O Banco de Brasília (BRB) entrou em modo de ajuste. A instituição prepara um plano de reestruturação que prevê o fechamento de agências e a redução de despesas operacionais ao longo deste ano, em resposta à pressão sobre o capital e à necessidade de recuperar eficiência.
Em entrevista ao Correio Braziliense, o presidente do banco, Nelson de Souza, afirmou que a análise é conduzida de forma individualizada, com foco nas unidades que não apresentam desempenho satisfatório. Segundo ele, o processo é criterioso e ocorre sem anúncios antecipados.
A estratégia do BRB para recompor capital em 2026
O movimento de enxugamento acontece em meio a um cenário de fragilidade patrimonial. Auditorias e investigações recentes apontaram perdas bilionárias associadas à aquisição de carteiras de crédito do antigo Banco Master, operação que, segundo avaliações de mercado, comprometeu a capacidade financeira da instituição.
De acordo com regras prudenciais do Banco Central, bancos precisam manter níveis mínimos de capital para absorver riscos. Nesse contexto, o BRB busca se reenquadrar aos parâmetros regulatórios, o que exige cortes de custos e reforço de caixa.

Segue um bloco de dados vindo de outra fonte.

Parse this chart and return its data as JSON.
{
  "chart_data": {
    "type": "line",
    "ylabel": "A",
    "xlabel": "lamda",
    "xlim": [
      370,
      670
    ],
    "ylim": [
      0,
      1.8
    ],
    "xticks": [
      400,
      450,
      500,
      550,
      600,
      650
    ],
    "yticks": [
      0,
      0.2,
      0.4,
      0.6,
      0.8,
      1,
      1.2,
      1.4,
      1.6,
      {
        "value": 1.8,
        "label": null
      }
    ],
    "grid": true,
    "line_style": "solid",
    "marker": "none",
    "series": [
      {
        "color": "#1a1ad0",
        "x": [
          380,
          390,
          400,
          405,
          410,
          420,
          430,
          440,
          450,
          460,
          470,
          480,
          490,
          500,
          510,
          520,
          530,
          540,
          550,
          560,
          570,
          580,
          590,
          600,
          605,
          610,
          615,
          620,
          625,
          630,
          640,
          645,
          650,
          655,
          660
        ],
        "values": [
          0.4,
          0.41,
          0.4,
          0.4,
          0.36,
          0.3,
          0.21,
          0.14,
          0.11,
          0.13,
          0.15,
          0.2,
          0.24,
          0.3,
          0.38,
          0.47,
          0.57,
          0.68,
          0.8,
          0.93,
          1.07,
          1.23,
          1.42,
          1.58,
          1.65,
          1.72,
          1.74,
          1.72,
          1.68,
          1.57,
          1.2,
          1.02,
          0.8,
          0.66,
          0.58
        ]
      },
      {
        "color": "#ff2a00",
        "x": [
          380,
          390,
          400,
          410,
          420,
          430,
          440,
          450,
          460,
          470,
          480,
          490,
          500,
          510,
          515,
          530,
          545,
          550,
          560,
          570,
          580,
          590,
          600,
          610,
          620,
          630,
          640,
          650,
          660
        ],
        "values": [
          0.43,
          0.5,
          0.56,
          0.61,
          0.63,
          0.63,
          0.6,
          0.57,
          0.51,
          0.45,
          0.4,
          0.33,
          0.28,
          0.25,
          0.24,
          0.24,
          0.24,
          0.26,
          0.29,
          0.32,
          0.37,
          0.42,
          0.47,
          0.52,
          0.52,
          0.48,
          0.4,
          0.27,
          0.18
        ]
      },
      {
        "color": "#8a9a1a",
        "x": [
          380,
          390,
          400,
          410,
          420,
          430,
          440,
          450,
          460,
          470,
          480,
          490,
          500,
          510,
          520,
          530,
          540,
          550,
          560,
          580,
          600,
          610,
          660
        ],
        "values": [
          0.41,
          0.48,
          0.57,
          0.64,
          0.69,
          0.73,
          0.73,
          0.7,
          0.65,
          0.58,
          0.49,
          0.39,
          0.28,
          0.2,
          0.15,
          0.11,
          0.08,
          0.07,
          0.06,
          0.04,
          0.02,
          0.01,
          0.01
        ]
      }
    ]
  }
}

Fator Master: como a exposição a ativos de risco acelera a venda de carteiras
O chamado “Caso Master” se consolidou como o principal vetor da deterioração financeira. Estimativas de analistas indicam que o impacto das operações reduziu significativamente o espaço do banco para novos investimentos.
Segundo Nelson de Souza, a revisão da rede física será “extremamente criteriosa”, priorizando agências com maior volume de negócios e relevância estratégica.
Paralelamente, a instituição aposta na venda de ativos como alternativa para recompor capital. Há negociações em andamento para a venda de cerca de R$ 15 bilhões em carteiras de crédito com fundos de investimento. Caso a operação avance, a entrada de recursos pode aliviar a necessidade de cortes mais profundos na estrutura física.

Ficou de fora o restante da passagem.